A board of education may be required to pay for educational services obtained for a student by his parent, if the services offered by the board of education were inadequate or inappropriate, the services selected by the parent were appropriate, and equitable considerations support the parent's claim (Burlington School Comm. v. Dep't of Educ., 471 U.S. 359 ). The failure of a parent to select a program known to be approved by the state in favor of an unapproved option is not itself a bar to reimbursement (Florence County School Dist. Four v. Carter, 510 U.S. 7 ). As stated above, respondent cannot demonstrate the appropriateness of its recommended program. Therefore, I find petitioner has prevailed with respect to the first criterion for an award of tuition reimbursement.
Petitioner bears the burden of proof with regard to the appropriateness of the services she obtained for her son for the 2000-01 school year (Application of a Child with a Disability, Appeal No. 95-57; Application of the Board of Educ., Appeal No. 94-34; Application of a Child with a Disability, Appeal No. 94-29). In order to meet that burden, petitioner must show that the private school offered an educational program that met the child’s special education needs (Burlington School Comm. v. Department of Educ., 471 U.S. 359, 370 ; Application of a Child with a Disability, Appeal No. 94-29). The private school need not employ certified special education teachers, nor have its own IEP for the student (Application of a Child with a Disability, Appeal No. 94-20).

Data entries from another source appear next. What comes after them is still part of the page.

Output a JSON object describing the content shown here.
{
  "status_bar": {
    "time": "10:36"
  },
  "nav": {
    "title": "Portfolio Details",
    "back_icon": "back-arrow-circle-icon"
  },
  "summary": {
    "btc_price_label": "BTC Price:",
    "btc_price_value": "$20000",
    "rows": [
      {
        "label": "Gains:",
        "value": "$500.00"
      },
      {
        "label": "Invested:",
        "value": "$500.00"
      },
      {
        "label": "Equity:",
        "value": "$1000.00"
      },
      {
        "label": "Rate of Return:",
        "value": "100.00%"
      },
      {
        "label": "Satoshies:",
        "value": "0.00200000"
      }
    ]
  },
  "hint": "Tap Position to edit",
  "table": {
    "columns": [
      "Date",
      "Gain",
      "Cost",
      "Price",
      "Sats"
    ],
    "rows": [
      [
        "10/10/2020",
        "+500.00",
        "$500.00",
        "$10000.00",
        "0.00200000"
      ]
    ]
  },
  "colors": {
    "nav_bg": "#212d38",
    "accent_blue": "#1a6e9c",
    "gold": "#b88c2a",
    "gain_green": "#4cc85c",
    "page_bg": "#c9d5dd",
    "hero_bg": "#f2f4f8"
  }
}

I find that petitioner did not meet her burden of proof with regards to the appropriateness of Crestwood for the 2000-01 school year. No one from Crestwood testified at the hearing about the services that the private school provided to petitioner’s son, or how it addressed his special education needs. I note that Crestwood appears to provide a regular education program. While there is some evidence that the student’s academic and social skills improved at Crestwood, those gains appear to be attributable to the services that respondent provided to him at Crestwood. Under the circumstances, there is no basis upon which I could find that the private school offered an educational program that met the student’s special education needs (Application of the Board of Educ., Appeal No. 00-052).
Since petitioner, has not prevailed with respect to the second criterion for an award of tuition reimbursement, it is not necessary to discuss the third criterion of tuition reimbursement. Finally, I have considered petitioner’s other claims and I find them to be without merit.
THE APPEAL IS SUSTAINED TO THE EXTENT INDICATED.
IT IS ORDERED that the hearing officer’s finding that the Board of Education had met its burden of proving that it had provided an appropriate educational program to petitioner’s son during the 2000-01 school year is hereby annulled.